Nikkei and JICA (Japan International Cooperation Agency) co-hosted a startup pitch web competition “Startups in Africa” in Tokyo, inviting 10 young entrepreneurs from African countries. More than 2,000 audience members joined the discussion by asking questions of entrepreneurs via online service. At the end, they took a ballot and awarded the most valuable startup prize in 2020 to Mobile Scan Solutions in Uganda. This Ugandan team has successfully developed a handy and low-cost ultrasonic diagnostic scanner for African expectant mothers to prevent unexpected accidents and deaths during pregnancy.
Mobile tech offers solutions to social challenges
The web competition was held with the aim of supporting young entrepreneurs who are tackling social challenges in Africa and promoting business alliances and investments in the African tech startup market by Japanese companies. Digital services and tech businesses have been dramatically expanding in Africa in the last 5 years as mobile phones and low-cost smartphones became very common in the Continent. The amount of investments in African startups reached $2 billion in 2019, which was almost the same as in Southeast Asia several years ago, before startup investment expanded in the region, even though the amounts declined to $1.4 billion in 2020 because of the spread of Covid-19. This is the reason JICA decided to support valuable startups in Africa via project NINJA business competition in which more than 2,700 companies from African countries applied to compete. And Nikkei, the most influential financial media group in Japan, cooperated with JICA to promote the final pitch contest among Japanese business community, which doesn’t really have much interest in Africa. Mr. Mutsuo Iwai, the head of the project team for African development at Keizai Doyukai (Japan Association of Corporate Executives) said it is crucial for Japanese companies to have close partnerships with African startups to solve social challenges in Africa and to implement the sustainable growth of the world economy.
Low-cost scanners save expectant mothers` lives in Uganda
Menyo Innocent, Mobile Scan Solutions, CEO
Daniel Kwantwi, TranSoniCa Company, CEO
The first prize winner, Mobile Scan Solutions provides a unique ultrasonic diagnostic scanner in Uganda, which can carry out a medical examination of expectant mothers by just connecting the scanner sensor to mobile phones, tablets and laptops.
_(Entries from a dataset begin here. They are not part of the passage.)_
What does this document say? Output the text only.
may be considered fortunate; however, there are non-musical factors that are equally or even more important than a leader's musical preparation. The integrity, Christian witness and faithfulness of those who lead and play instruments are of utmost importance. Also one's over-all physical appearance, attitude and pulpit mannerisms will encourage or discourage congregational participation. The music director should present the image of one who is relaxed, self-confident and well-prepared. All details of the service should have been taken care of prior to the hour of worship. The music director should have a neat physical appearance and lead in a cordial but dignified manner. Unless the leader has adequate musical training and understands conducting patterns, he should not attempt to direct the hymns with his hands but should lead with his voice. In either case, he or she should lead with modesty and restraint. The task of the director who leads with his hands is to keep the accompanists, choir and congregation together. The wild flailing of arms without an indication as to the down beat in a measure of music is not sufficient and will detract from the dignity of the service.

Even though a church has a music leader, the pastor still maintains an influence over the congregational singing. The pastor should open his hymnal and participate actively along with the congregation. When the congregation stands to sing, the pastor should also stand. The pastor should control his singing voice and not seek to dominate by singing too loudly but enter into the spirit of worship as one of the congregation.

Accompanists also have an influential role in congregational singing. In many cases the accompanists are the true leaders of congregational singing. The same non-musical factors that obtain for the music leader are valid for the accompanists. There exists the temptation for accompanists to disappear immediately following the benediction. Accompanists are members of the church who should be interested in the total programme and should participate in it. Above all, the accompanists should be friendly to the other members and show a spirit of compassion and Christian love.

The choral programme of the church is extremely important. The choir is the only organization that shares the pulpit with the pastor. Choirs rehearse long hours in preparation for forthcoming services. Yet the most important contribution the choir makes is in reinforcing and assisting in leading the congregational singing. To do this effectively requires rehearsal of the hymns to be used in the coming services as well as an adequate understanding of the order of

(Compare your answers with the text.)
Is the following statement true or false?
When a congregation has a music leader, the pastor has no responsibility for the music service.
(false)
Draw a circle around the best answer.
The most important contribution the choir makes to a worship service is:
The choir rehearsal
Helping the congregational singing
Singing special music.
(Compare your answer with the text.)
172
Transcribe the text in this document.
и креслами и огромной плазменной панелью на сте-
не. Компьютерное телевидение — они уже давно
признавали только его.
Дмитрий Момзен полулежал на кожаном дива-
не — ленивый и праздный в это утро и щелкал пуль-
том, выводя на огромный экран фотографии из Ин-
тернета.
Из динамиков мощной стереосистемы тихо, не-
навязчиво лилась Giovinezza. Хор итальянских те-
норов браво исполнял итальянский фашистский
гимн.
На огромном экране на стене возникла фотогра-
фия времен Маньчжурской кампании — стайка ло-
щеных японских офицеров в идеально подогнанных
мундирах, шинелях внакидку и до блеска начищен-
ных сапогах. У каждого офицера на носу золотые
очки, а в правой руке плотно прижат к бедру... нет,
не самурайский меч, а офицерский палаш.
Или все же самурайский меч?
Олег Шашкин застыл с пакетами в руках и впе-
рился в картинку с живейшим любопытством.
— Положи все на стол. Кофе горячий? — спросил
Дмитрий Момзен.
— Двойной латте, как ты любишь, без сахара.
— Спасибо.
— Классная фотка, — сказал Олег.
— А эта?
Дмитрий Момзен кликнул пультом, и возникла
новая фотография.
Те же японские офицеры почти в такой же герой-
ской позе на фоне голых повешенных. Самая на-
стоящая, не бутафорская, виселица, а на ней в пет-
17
In Uganda, most of the hospitals and medical clinics cannot afford usual ultrasonic scanners and, if possible, they couldn’t always use the scanners as the electric power supply is not stable especially in rural areas. At the web pitch competition, Japanese audience members highly regarded their tech business as an effective solution for providing more scanning inspection to expectant mothers to save them from unexpected accidents and disease during pregnancy. The co-founder and CEO, Mr. Menyo Innocent said he would like to have business alliances with Japanese companies to expand this handy and low-cost scanner to Africa at large.
TranSoniCa Company in Ghana was awarded as the second prize at the web pitch competition hosted by JICA and Nikkei. Mr. Daniel Elliot Kwantwi, Founder and CEO paid close attention to the Japanese pre-paid IC card system well-known as SUICA or PASMO in the country during his study at the University of Tokyo. He developed a similar IC card system and introduced it to the campus and surrounding area of the Ghana University. The system makes payment procedures more effective and easier and prevents money from being stolen and lost in Ghana.
Drone tech drastically changes traditional farming in Tanzania
Rose Funja, Agrinfo, Managing Director
The third prize was given to Tanzanian startup, Agrinfo. This company provides a new service scrutinizing local farms via drone and satellite image data. In the country, farming business is still inefficient as the farmers cannot access new equipment and technical assistance, even though farming makes up 30% of the Tanzanian GDP. Agrinfo has contracts with several villages, scrutinizing farms to check the expected amount of harvested crop and the potential of crop diseases, and provides the comprehensive data to banks and financial institutions. It makes it easier for banks to lend to farmers for purchasing seeds, fertilizers and farming equipment.
Through the web pitch competition hosted by JICA and Nikkei, some of the Japanese companies became aware of the potential of African tech businesses. Toyota Tsusho Corporation has decided to invest in Moja Ride, one of the competitors from Cote d’Ivoire via its corporate venture capital. Moja Ride runs a digital transportation platform attempting to improve the quality of public transport in the country. Through the investment, Toyota Tsusho would like to expand its mobility business in cooperation with the startup.